"You need not be paranoid to fear RFID," says an op-ed piece this week in the Boston Globe.
A new book called Spychips by Katherine Albrecht and Liz McIntyre is what prompted the fear. What are "spychips"?
That's Albrecht's preferred name for a technology called radio frequency identification technology, or RFID. If you use a Mobil Speedpass to pay for gasoline, you're already using RFID. Your Speedpass contains a microchip and a small antenna that allows it to broadcast information to a receiver. The chip has no power source of its own. Instead, it picks up radio signals from an RFID chip reader, turns these radio waves into electricity, and uses the power to broadcast data to the reader.
Hiawatha Bray, who wrote the op-ed, says:
Somebody needs to sit down and think this through. Dozens of companies and government agencies are planning to use RFID to track nearly every move we make. And although many of the individual applications make sense, what would happen if they were all implemented, without oversight or restraint? We'd then live in a world in which everything we own gossips about us behind our backs.
Should we be panicking about RFID tags? Is it wrong for merchants and manufacturers to know our shopping habits?
Back in the good ol' small towns of yesteryear, everyone knew everyone and it was virtually impossible to keep any secrets about how you lived. Was that so bad?
Today, many of us who live in big cities (I'm in New York) enjoy the feeling of anonymity. With so many people around, hardly anybody knows anyone, and nearly everyone's too busy to pay much attention to what their neighbors might be doing. But by placing too high a value on privacy, we could end up paying a stiff price.
Accountability and privacy are both relatively new inventions; villagers three centuries ago knew little of either. But of the two, accountability is much more precious, and it is hard to enforce when a large swath of public life is shrouded in secrecy.
While new surveillance and data technologies pose vexing challenges, we may be wise to pause and recall what worked for us so far. Reciprocal accountability -- a widely shared power to shine light, even on the mighty -- is the unsung marvel of our age, empowering even eccentrics and minorities to enforce their own freedom. Shall we scrap civilization's best tool -- light -- in favor of a fad of secrecy?
This secrecy fetish -- a deep yearning for anonymity -- is troubling, because it feeds into an increasingly popular distrust of progress and technology.

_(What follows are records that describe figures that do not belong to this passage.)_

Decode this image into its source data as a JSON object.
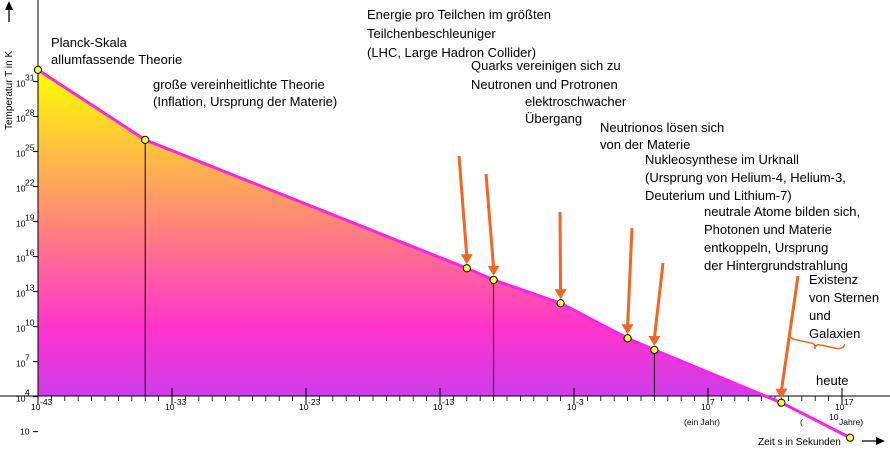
{
  "colors": {
    "line": "#ff22ee",
    "point_fill": "#ffff33",
    "arrow": "#f26522",
    "brace": "#f26522",
    "gradient_top": "#ffff00",
    "gradient_mid": "#ff33cc",
    "gradient_bottom": "#b044ff"
  },
  "chart_data": {
    "type": "line",
    "xlabel": "Zeit s in Sekunden",
    "ylabel": "Temperatur T in K",
    "x_scale": "log10",
    "y_scale": "log10",
    "x_ticks": [
      {
        "exp": "-43",
        "note": ""
      },
      {
        "exp": "-33",
        "note": ""
      },
      {
        "exp": "-23",
        "note": ""
      },
      {
        "exp": "-13",
        "note": ""
      },
      {
        "exp": "-3",
        "note": ""
      },
      {
        "exp": "7",
        "note": "(ein Jahr)"
      },
      {
        "exp": "17",
        "note": "( 10 Jahre)",
        "note_exp": "10"
      }
    ],
    "y_ticks": [
      "31",
      "28",
      "25",
      "22",
      "19",
      "16",
      "13",
      "10",
      "7",
      "4"
    ],
    "y_tick_plain": "10",
    "series": [
      {
        "points": [
          {
            "x": 1e-43,
            "y": 1e+32
          },
          {
            "x": 1e-35,
            "y": 1e+26
          },
          {
            "x": 1e-11,
            "y": 1000000000000000.0
          },
          {
            "x": 1e-09,
            "y": 100000000000000.0
          },
          {
            "x": 0.0001,
            "y": 1000000000000.0
          },
          {
            "x": 10.0,
            "y": 1000000000.0
          },
          {
            "x": 1000.0,
            "y": 100000000.0
          },
          {
            "x": 3000000000000.0,
            "y": 3000.0
          },
          {
            "x": 4e+17,
            "y": 3
          }
        ]
      }
    ],
    "annotations": [
      {
        "lines": [
          "Planck-Skala",
          "allumfassende Theorie"
        ]
      },
      {
        "lines": [
          "große vereinheitlichte Theorie",
          "(Inflation, Ursprung der Materie)"
        ]
      },
      {
        "lines": [
          "Energie pro Teilchen im größten",
          "Teilchenbeschleuniger",
          "(LHC, Large Hadron Collider)"
        ]
      },
      {
        "lines": [
          "Quarks vereinigen sich zu",
          "Neutronen und Protronen"
        ]
      },
      {
        "lines": [
          "elektroschwacher",
          "Übergang"
        ]
      },
      {
        "lines": [
          "Neutrionos lösen sich",
          "von der Materie"
        ]
      },
      {
        "lines": [
          "Nukleosynthese im Urknall",
          "(Ursprung von Helium-4, Helium-3,",
          "Deuterium und Lithium-7)"
        ]
      },
      {
        "lines": [
          "neutrale Atome bilden sich,",
          "Photonen und Materie",
          "entkoppeln, Ursprung",
          "der Hintergrundstrahlung"
        ]
      },
      {
        "lines": [
          "Existenz",
          "von Sternen",
          "und",
          "Galaxien"
        ]
      },
      {
        "lines": [
          "heute"
        ]
      }
    ]
  }
}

A whole new world of connections, knowledge, ideas, entertainment, abundance, and freedom is now available with cheap worldwide telecommunication, fast travel, and the Internet. But we seem to want it both ways: all the conveniences of modern society, and a simultaneous withdrawing from social intimacy.
The important thing to remember is that anyone who claims a right to keep something secret is also claiming a right to deny knowledge to others. There is an inherent conflict! Some kind of criterion must be used to adjudicate this tradeoff and most sensible people seem to agree that this criterion should be real or plausible harm... not simply whether or not somebody likes to keep personal data secret.Another troubling and precarious consequence of a citizenry clamoring for secrecy is an increased acceptance of "executive privilege" claims, and the wholesale conversion of formerly accessible records into classified documents.
As we concentrate on building walls of privacy to prevent our personal habits from being known, we also wall ourselves off from seeing others, including those who may have something to hide.
Instead of worrying how much others know about us, we should celebrate -- nay, demand! -- openness and accountability.
Some final thoughts from David Brin:
According to some champions of liberty, shields of secrecy will put common folk on even ground with the mighty. Privacy must be defined by rules or tools that enhance concealment. One wing of this movement would create Euro-style privacy commissions, pass a myriad laws and dispatch clerks to police what may be known by doctors, corporations, and ultimately individuals. Another wing of Strong Privacy prefers libertarian techno-fixes -- empowering individuals with encryption and cybernetic anonymity. Both wings claim we must build high walls to safeguard every private garden, each sanctum of the mind.
This widespread modern myth has intuitive appeal. And I can only reply that it's been tried, without even one example of a commonwealth based on this principle that thrived.
There is a better way -- a method largely responsible for this renaissance we're living in. Instead of trying to blind the mighty -- a futile goal, if ever there was one -- we have emphasized the power of openness, giving free citizens knowledge and unprecedented ability to hold elites accountable. Every day, we prove it works, rambunctiously demanding to know, rather than trying to stop others from knowing.
Advanced nanotechnology could enable unprecedented concentrations of power. To safeguard our lives, our freedom, and our prosperity, we must place a very high priority on transparency and accountability.